Guns vs Kids: Politicians Choose Guns

The kids from Parkland, Florida have embarked upon a campaign to change the laws that currently allow anyone over the age of eighteen to purchase an assault weapon like the one that terrorized them and which took the lives of seventeen fellow students and faculty at their high school. 

A few days later those youngsters asked their representatives in the Florida House to use their positions of power to stop the easy sale of assault weapons.  Of course, the students discovered that having both truth and justice on their side means nothing to politicians indebted to the gun lobby.

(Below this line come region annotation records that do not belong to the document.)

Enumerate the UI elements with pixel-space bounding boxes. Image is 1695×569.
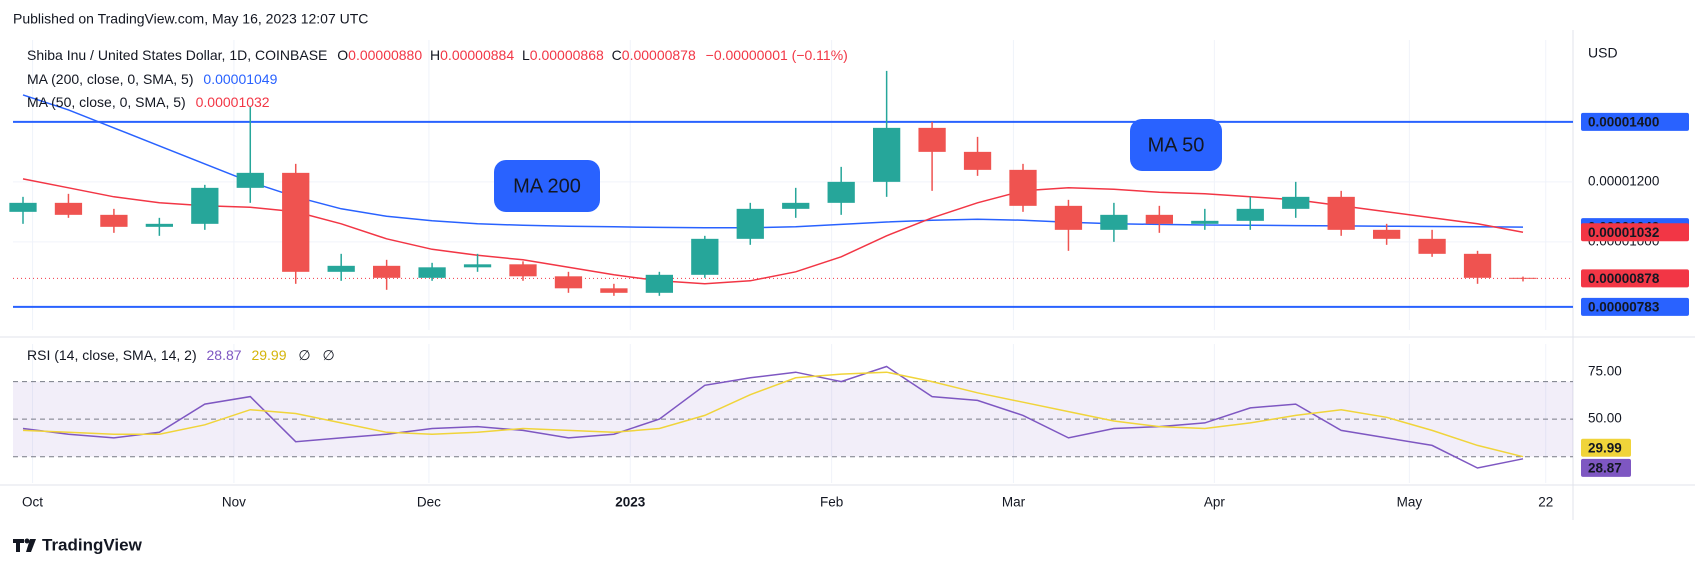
legend-extra: ∅: [322, 347, 334, 363]
ohlc-key: C: [612, 47, 622, 63]
legend-value: 0.00001032: [196, 94, 270, 110]
candle-body: [54, 202, 83, 215]
ohlc-value: 0.00000884: [440, 47, 514, 63]
price-badge-label: 0.00001032: [1588, 225, 1659, 240]
candle-body: [236, 172, 264, 188]
legend-value: 29.99: [251, 347, 286, 363]
x-tick-label: Apr: [1204, 495, 1226, 510]
candle-body: [191, 187, 219, 224]
candle-body: [782, 202, 810, 209]
ohlc-value: 0.00000880: [348, 47, 422, 63]
legend-extra: ∅: [298, 347, 310, 363]
price-badge-label: 0.00000878: [1588, 271, 1660, 286]
y-tick-label: 0.00001200: [1588, 173, 1659, 188]
ohlc-value: 0.00000868: [530, 47, 604, 63]
value-badge-label: 29.99: [1588, 440, 1622, 455]
candle-body: [645, 274, 673, 293]
candle-body: [1282, 196, 1310, 209]
y-tick-label: 75.00: [1588, 364, 1622, 379]
candle-body: [418, 267, 446, 278]
candle-body: [373, 265, 401, 278]
legend-name: MA (200, close, 0, SMA, 5): [27, 71, 194, 87]
logo-shape: [26, 539, 36, 552]
logo-shape: [16, 539, 20, 552]
legend-value: 0.00001049: [203, 71, 277, 87]
annotation-box: [494, 160, 600, 212]
ma50-legend: MA (50, close, 0, SMA, 5) 0.00001032: [27, 94, 270, 110]
candle-body: [282, 172, 310, 272]
value-badge-label: 28.87: [1588, 460, 1622, 475]
candle-body: [1054, 205, 1083, 230]
x-tick-label: 2023: [615, 495, 646, 510]
candle-body: [691, 238, 719, 275]
x-tick-label: Oct: [22, 495, 43, 510]
legend-value: 28.87: [207, 347, 242, 363]
rsi-legend: RSI (14, close, SMA, 14, 2) 28.87 29.99 …: [27, 347, 335, 363]
x-tick-label: Mar: [1002, 495, 1026, 510]
candle-body: [600, 288, 628, 293]
price-badge: [1581, 223, 1689, 242]
candle-body: [1418, 238, 1446, 254]
plot-layer: Oct Nov Dec 2023 Feb Mar Apr May 22 0.00001200 0.0…: [0, 30, 1695, 520]
ohlc-key: L: [522, 47, 530, 63]
rsi-line: [22, 371, 1524, 458]
value-badge: [1581, 458, 1631, 477]
candle-body: [145, 223, 173, 227]
candle-body: [1191, 220, 1219, 224]
candle-body: [736, 208, 764, 239]
ma200-legend: MA (200, close, 0, SMA, 5) 0.00001049: [27, 71, 278, 87]
candle-body: [1009, 169, 1037, 206]
y-tick-label: 50.00: [1588, 411, 1622, 426]
price-badge: [1581, 112, 1689, 131]
price-badge: [1581, 297, 1689, 316]
annotation-box: [1130, 119, 1222, 171]
annotation-label: MA 50: [1148, 134, 1205, 156]
x-tick-label: 22: [1538, 495, 1553, 510]
ohlc-key: O: [337, 47, 348, 63]
annotation-label: MA 200: [513, 175, 581, 197]
legend-name: MA (50, close, 0, SMA, 5): [27, 94, 186, 110]
candle-body: [1373, 229, 1401, 239]
change: −0.00000001 (−0.11%): [706, 47, 848, 63]
ohlc-key: H: [430, 47, 440, 63]
candle-body: [827, 181, 855, 203]
candle-body: [327, 265, 355, 272]
candle-body: [873, 127, 901, 182]
logo-shape: [24, 538, 30, 544]
brand: TradingView: [42, 535, 143, 554]
candle-body: [463, 264, 492, 268]
symbol-legend: Shiba Inu / United States Dollar, 1D, CO…: [27, 47, 848, 63]
candle-body: [963, 151, 992, 170]
ohlc-value: 0.00000878: [622, 47, 696, 63]
x-tick-label: May: [1397, 495, 1423, 510]
legend-name: RSI (14, close, SMA, 14, 2): [27, 347, 197, 363]
x-tick-label: Dec: [417, 495, 441, 510]
symbol: Shiba Inu / United States Dollar, 1D, CO…: [27, 47, 327, 63]
candle-body: [509, 264, 537, 277]
candle-body: [918, 127, 946, 152]
candle-body: [1145, 214, 1173, 224]
candle-body: [100, 214, 128, 227]
candle-body: [1236, 208, 1264, 221]
candle-body: [554, 276, 583, 289]
candle-body: [1327, 196, 1355, 230]
candle-body: [1509, 277, 1537, 279]
logo: TradingView: [13, 535, 143, 554]
candle-body: [1100, 214, 1128, 230]
price-badge-label: 0.00000783: [1588, 299, 1660, 314]
value-badge: [1581, 438, 1631, 457]
ma-line: [22, 94, 1524, 229]
candle-body: [1463, 253, 1492, 278]
price-badge-label: 0.00001400: [1588, 114, 1659, 129]
published-note: Published on TradingView.com, May 16, 20…: [13, 11, 368, 27]
x-tick-label: Feb: [820, 495, 843, 510]
price-badge: [1581, 269, 1689, 288]
rsi-line: [22, 365, 1524, 469]
x-tick-label: Nov: [222, 495, 246, 510]
candle-body: [9, 202, 37, 212]
ma-line: [22, 178, 1524, 285]
currency: USD: [1588, 45, 1618, 61]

Some of the students met with the President in front of a national audience on television.

He nodded and appeared to be listening compassionately while knowing that his staff had carefully prepared his responses.  In the end, he attacked the FBI; and, after due consideration, offered a plan that would not upset the NRA: “Arm the Teachers!”

The right-wing echo chamber immediately launched the same verbal weapons that they used to demonize Hillary Clinton in the 2016 Election.  They accused these kids of being paid actors while they were fresh from escaping the most terrifying experience we can imagine: racing away from hundreds of bullets flying at them at speed of more than 1000 mph…. tearing flesh and crushing bones wherever they hit a human body.  Meanwhile, we saw pictures of armed deputies hiding behind their cars outside the building, knowing that their handguns were no match for an assault weapon. 

These young survivors had seen friends and teachers gunned down when they stopped to help others.  They heard the screams of terror and agony… knowing that they might be next.  Some hid and texted family often believing that they were about to die

With the entire nation aghast at the horror our American children had just experienced, the political leaders of our country tried to balance how to say the right things to the outraged young people seeking a change from the madness while these political hacks were really concentrating how to save their seats in the next election or how to save the big donation that they had received from the NRA.  

The political leaders’ decision? 1st: support the NRA, next: save their seats in Congress, last: consider the kids.

In what kind of country could this have happened? How can we allow them to keep control of our democratic institutions?  We can only recover the dignity of the American dream at the ballot box!  And we can only succeed at the ballot box by calling out the liars, the haters, and the propagandists!

The elections of 2018 and 2020 are likely to be the last chance to save our country!